Hall and his mask survived for only two minutes and one second against the Rangers. Shortly after the opening face-off Vic Hadfield of the Rangers scored on a 75-foot shot that danced around in midair and then dropped behind Hall's right shoulder. Moments later Referee Vern Buffey called a delay-of-game penalty on the Blues' Noel Picard—a seemingly arbitrary call at best. Hall now was really angry. He said a no-no to Buffey, then poked at the referee with his glove. Such a display automatically incurs ejection, so Hall was ordered to the dressing room for the night.

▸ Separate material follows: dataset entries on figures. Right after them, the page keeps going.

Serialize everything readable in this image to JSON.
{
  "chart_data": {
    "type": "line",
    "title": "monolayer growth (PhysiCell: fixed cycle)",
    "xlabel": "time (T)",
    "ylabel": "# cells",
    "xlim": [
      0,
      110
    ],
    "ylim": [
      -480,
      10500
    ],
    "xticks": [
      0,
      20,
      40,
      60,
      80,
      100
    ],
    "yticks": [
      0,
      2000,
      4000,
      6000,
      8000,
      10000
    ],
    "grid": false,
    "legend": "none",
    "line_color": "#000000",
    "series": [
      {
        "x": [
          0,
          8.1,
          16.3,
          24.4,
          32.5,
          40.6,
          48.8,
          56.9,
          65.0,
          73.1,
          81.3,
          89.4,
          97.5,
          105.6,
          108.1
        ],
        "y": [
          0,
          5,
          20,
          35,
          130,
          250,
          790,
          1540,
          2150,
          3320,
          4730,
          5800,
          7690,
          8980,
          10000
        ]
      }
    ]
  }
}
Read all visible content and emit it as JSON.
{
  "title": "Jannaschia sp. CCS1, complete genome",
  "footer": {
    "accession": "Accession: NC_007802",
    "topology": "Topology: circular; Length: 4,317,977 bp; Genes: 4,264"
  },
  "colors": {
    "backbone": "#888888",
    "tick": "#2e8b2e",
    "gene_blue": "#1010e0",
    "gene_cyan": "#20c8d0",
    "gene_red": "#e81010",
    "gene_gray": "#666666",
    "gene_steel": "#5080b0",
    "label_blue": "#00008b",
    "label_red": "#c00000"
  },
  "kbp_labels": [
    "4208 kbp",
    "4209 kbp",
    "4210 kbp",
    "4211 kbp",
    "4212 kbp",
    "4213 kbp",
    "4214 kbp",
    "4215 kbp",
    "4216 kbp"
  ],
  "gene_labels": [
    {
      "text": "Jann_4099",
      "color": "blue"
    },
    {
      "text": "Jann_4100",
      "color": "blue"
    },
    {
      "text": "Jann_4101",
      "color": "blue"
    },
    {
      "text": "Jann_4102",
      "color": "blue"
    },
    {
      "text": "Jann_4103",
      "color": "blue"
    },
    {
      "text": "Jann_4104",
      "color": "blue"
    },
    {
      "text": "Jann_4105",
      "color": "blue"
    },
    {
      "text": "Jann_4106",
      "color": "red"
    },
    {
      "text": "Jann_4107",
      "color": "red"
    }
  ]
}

Enter Robbie Irons. As Plante rushed to the locker room to get dressed for action, Irons fielded a few practice shots. The first two were wide of the net. The third was aimed for the corner of the goal. He kicked out his leg—and thwack. He hurt his ankle—or did he? Anyway, Irons limped off the ice, and the Rangers, leading 1-0 at the time, complained vigorously that the Blues were stalling. With Plante a few minutes away, who wouldn't stall?

Eventually Irons played just two minutes and 59 seconds. Then, at exactly 5:00 of the period, Plante skated onto the ice, flipped down his mask and moved into the goal. He shut out the Rangers for the next 55 minutes, and the Blues rallied to win the game 3-1.